Discurso de despedida de Ce Ácatl Topiltzin Quetzalcóatl antes de partir definitivamente.

Finalmente, pidió Ce Ácatl al pueblo que se congregara en la orilla del mar, para entregarles su bendición y promesa: “Escuchadme, hermanos: yo, Quetzalcóatl, pluma teñida con sangre de serpientes, he renacido. A mi mismo me hice en la batalla, y así llegué a ser mi propio padre. He llegado a conocer los ciclos del destino, allá, donde se ensanchan las aguas y el tiempo queda detenido. Sólo vine a prepararme un camino.

Ahora he de marchar. Más, no temáis, no me voy para siempre: eternamente escucharéis mi voz, por siempre retornará mi canto. No lloréis por el príncipe partido: os he dejado mi rostro, mis palabras, mis joyas. ¡Alegraos!

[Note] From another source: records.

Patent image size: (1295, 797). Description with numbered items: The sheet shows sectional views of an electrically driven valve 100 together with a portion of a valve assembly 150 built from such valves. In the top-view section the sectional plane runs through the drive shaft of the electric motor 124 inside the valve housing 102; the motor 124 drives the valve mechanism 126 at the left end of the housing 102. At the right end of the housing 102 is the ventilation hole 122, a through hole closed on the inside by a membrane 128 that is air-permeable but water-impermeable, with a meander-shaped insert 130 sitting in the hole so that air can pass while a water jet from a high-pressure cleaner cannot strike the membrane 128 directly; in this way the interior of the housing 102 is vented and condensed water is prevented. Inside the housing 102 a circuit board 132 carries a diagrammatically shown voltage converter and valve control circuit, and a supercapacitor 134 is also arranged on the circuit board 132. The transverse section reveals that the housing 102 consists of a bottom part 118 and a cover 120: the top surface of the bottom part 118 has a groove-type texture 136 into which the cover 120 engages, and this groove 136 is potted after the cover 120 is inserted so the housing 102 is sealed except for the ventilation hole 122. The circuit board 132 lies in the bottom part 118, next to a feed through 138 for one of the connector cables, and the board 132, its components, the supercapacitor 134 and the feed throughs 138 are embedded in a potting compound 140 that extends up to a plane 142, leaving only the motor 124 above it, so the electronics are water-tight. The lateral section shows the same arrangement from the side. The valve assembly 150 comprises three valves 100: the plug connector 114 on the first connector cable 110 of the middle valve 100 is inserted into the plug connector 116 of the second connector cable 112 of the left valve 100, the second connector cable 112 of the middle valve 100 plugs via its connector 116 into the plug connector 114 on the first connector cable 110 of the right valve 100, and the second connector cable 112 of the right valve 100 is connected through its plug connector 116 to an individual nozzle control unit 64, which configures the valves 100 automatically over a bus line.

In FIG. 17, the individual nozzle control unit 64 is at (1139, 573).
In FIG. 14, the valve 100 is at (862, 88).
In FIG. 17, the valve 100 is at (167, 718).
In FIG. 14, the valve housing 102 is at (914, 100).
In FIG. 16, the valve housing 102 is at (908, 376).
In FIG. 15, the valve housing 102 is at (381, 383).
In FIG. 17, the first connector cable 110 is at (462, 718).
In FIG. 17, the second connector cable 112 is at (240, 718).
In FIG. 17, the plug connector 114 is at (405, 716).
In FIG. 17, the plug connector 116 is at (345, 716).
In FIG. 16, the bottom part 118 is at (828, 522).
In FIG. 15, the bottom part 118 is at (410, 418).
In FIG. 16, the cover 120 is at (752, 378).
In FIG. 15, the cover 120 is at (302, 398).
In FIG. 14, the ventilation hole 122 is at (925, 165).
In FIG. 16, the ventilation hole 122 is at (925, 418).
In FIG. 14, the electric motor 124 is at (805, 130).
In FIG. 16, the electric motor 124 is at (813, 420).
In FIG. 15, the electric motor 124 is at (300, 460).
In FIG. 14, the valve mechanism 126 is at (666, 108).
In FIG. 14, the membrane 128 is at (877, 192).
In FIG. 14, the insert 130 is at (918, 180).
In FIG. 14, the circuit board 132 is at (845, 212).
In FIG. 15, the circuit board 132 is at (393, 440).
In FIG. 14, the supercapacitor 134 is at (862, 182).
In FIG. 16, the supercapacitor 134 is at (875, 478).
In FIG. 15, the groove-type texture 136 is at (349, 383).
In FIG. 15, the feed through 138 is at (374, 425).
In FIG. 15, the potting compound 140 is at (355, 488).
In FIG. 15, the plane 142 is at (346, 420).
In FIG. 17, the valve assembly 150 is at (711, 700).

Se acerca un nuevo día, el día magnífico, de radiante hermosura, cuando a mi rostro tenga que regresar. ¡Entonces me veréis! Comprenderéis, hermanos, las razones divinas; levantaré mi cosecha y recogeré lo sembrado; desaparecerá para siempre el Animal Maligno, y vosotros podréis caminar en paz.

Y se abrirán las puertas de oro, y venderéis en matrimonio los pueblos de la tierra al Templo (o Casa) de los Cuatro Rumbos, donde se os pedirá que no os descalcéis. Y se manifestará la señal de unidad en un Árbol Erguido*. El mundo habrá de verlo cuando ocurra; será el amanecer de Ometéotl.

Poder de bondad viene a vosotros, para vivificarlos, para extirpar del mundo todo temor. Poder de unidad, poder del corazón del cielo. Aquel que al recibirnos, no recibe sino a su propio ser. ¡Rendid devoción a la verdad, creed en su poder! Avivad la luz de vuestros corazones, Oh hermanos! Amanecerá el mundo para quienes comprendan.

A la distancia de un grito, a la distancia de un día de camino está vuestro hombre, vuestro hermano mayor, el de los verdes jades, el de las barbas y el báculo de peregrino: Tlahuizcalpantecuhtli, Aquel que se hace morada de la luz, (Señor de la Casa del Alba). El tiempo se acerca, la hora viene, nace la Humanidad del Nuevo Sol. ¡Contemplad su señal ahora! ¡Erguid el madero!*”

* El “árbol erguido”, “madero erguido” u “árbol del origen” significó para los nawatls el eje del mundo, la columna vertebral y la iluminación espiritual.”

Dicho esto tomó su manto de serpientes y lo arrojó al agua, el cual quedo firme como una balsa. Subió luego en él y se alejó de la orilla, al tiempo que bendecía al pueblo diciendo: “¡Que a todos os mire con amor el inventor del hombre, el conocedor del hombre! ¡Que seáis felices y cumpláis con todo lo que os di a comer de mi labio y mi boca! ¡Que permanezca la tierra, que estén en pie los montes! ¡Que se esparzan por el mundo las flores del maíz tostado, las perfumadas flores del cacao! ¡Que permanezca la tierra!”. Y así, la balsa de serpientes se alejó sobre las aguas del mar, rumbo al horizonte oriental. Y cuentan los viejos que entró en el cielo. Ocurrió esto en el año Ce Ácatl, el año de su nacimiento. Y dicen los viejos, los que saben, que en verdad vive Quetzalcóatl, que no murió. Y que una vez más habrá de volver, habrá de venir a reinar.